Quantification Of Limb Loading Asymmetries In Collegiate Basketball Players During Basketball Tasks

Abstract

Lower extremity biomechanical asymmetries have been previously identified in basketball athletes during individual screening tasks. The amount of asymmetry that occurs during basketball-specific tasks is not as well understood. PURPOSE: To identify the extent of lower limb loading asymmetry, as measured by a wearable sensor, that occurs during basketball-specific tasks and to determine whether sex-differences in loading patterns exist between male and female basketball athletes. METHODS: Fifteen NCAA Division-I men’s (n: 7, height: 187.3 ± 15.2 cm, mass: 91.4 ± 20.9 kg) and women’s (n: 8, height: 175.5 ± 10.9 cm, mass: 73.8 ± 11.6 kg) basketball athletes participated in the study. Each participant wore an inertial measurement unit on the distal medial aspect of each tibia while completing a series of basketball-related tasks (i.e. drop vertical jump, single leg countermovement jump), and eight basketball-specific tasks (e.g. dribbling, shooting, cutting, sprinting) over the course of a 30-minute session. The average intensity of each impact as measured by tibial acceleration and impact load as a function of the number and intensity of impacts were used for analysis. 2 (side) x 2 (gender) repeated measures ANOVA with post-hoc independent t-tests were used to identify side-to-side asymmetries and sex differences in intensity and loading variables (α = 0.05). RESULTS: For all participants, there were no significant differences in average loading intensity (dominant limb (D): 10.4 ± 1.5 g, non-dominant limb (ND): 10.1 ± 1.5 g) or impact load (D: 6007 ± 1245 g, ND: 5720 ± 1033 g) between sides (p > 0.05).
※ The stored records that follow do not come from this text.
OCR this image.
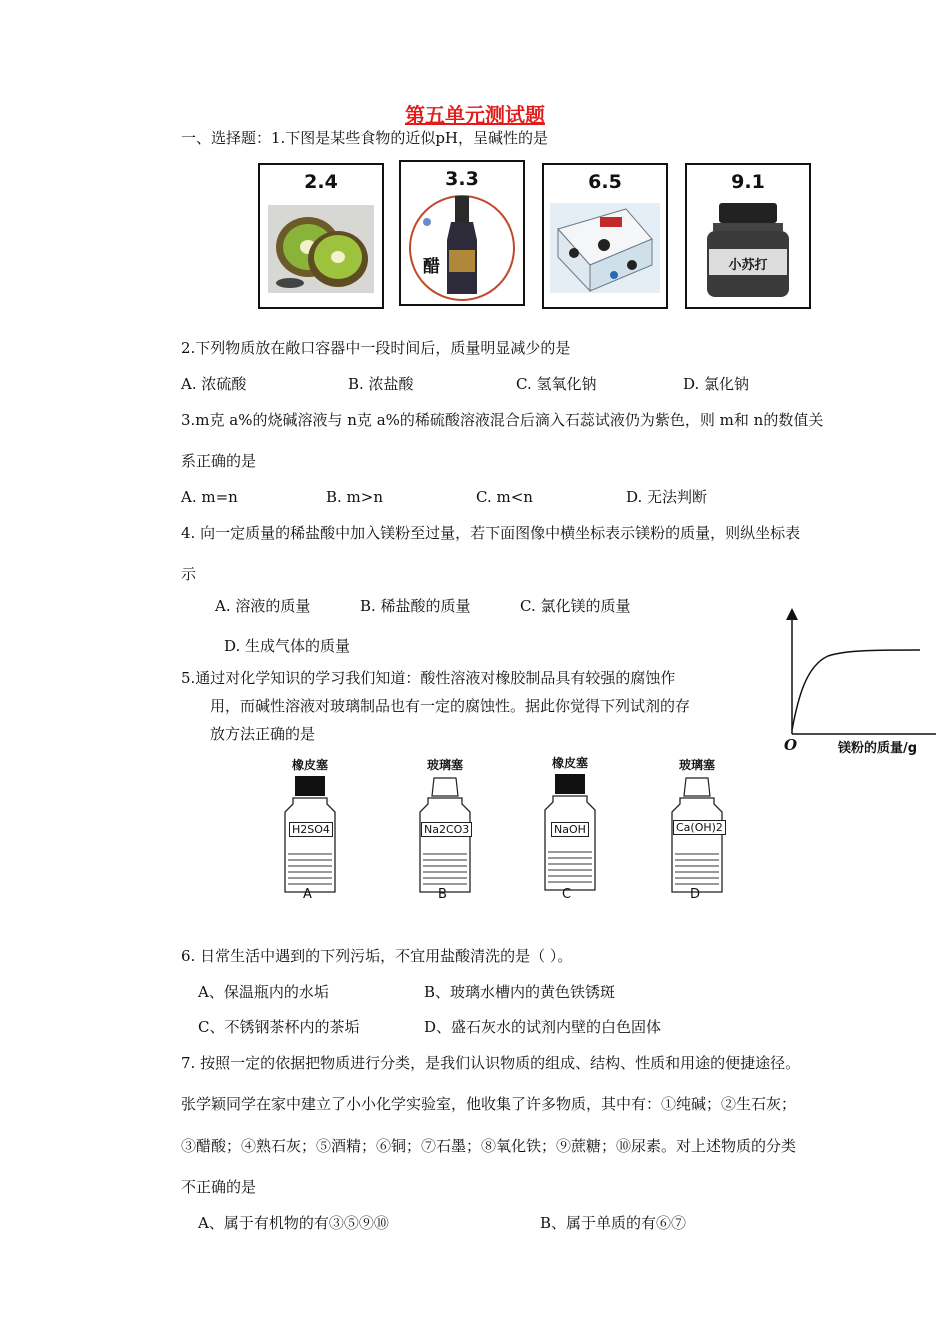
第五单元测试题
一、选择题：1.下图是某些食物的近似pH，呈碱性的是
2.4	3.3
醋
6.5	9.1
小苏打
2.下列物质放在敞口容器中一段时间后，质量明显减少的是
A. 浓硫酸	B. 浓盐酸	C. 氢氧化钠	D. 氯化钠
3.m克 a%的烧碱溶液与 n克 a%的稀硫酸溶液混合后滴入石蕊试液仍为紫色，则 m和 n的数值关
系正确的是
A. m=n	B. m>n	C. m<n	D. 无法判断
4. 向一定质量的稀盐酸中加入镁粉至过量，若下面图像中横坐标表示镁粉的质量，则纵坐标表
示
A. 溶液的质量	B. 稀盐酸的质量	C. 氯化镁的质量
D. 生成气体的质量
O	镁粉的质量/g
5.通过对化学知识的学习我们知道：酸性溶液对橡胶制品具有较强的腐蚀作
用，而碱性溶液对玻璃制品也有一定的腐蚀性。据此你觉得下列试剂的存
放方法正确的是
橡皮塞
H2SO4
A
玻璃塞
Na2CO3
B
橡皮塞
NaOH
C
玻璃塞
Ca(OH)2
D
6. 日常生活中遇到的下列污垢，不宜用盐酸清洗的是（ ）。
A、保温瓶内的水垢	B、玻璃水槽内的黄色铁锈斑
C、不锈钢茶杯内的茶垢	D、盛石灰水的试剂内壁的白色固体
7. 按照一定的依据把物质进行分类，是我们认识物质的组成、结构、性质和用途的便捷途径。
张学颖同学在家中建立了小小化学实验室，他收集了许多物质，其中有：①纯碱；②生石灰；
③醋酸；④熟石灰；⑤酒精；⑥铜；⑦石墨；⑧氧化铁；⑨蔗糖；⑩尿素。对上述物质的分类
不正确的是
A、属于有机物的有③⑤⑨⑩	B、属于单质的有⑥⑦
There were significant sex differences in the average intensity of loading such that female basketball players exhibited greater average loading than males in the dominant (M: 9.5 ± 1.0 g, F: 11.1 ± 1.5 g; p = 0.04) and non-dominant limb (M: 9.0 ± 0.8 g, F: 11.1 ± 1.4 g; p = 0.005). CONCLUSIONS: No significant loading asymmetries were identified in collegiate basketball players, warranting further study in a natural, non-simulated environment. Significant differences in loading were identified such that female basketball players had higher average loading than male basketball players, potentially due to differences in force attenuation strategies during running, cutting, jumping and landing.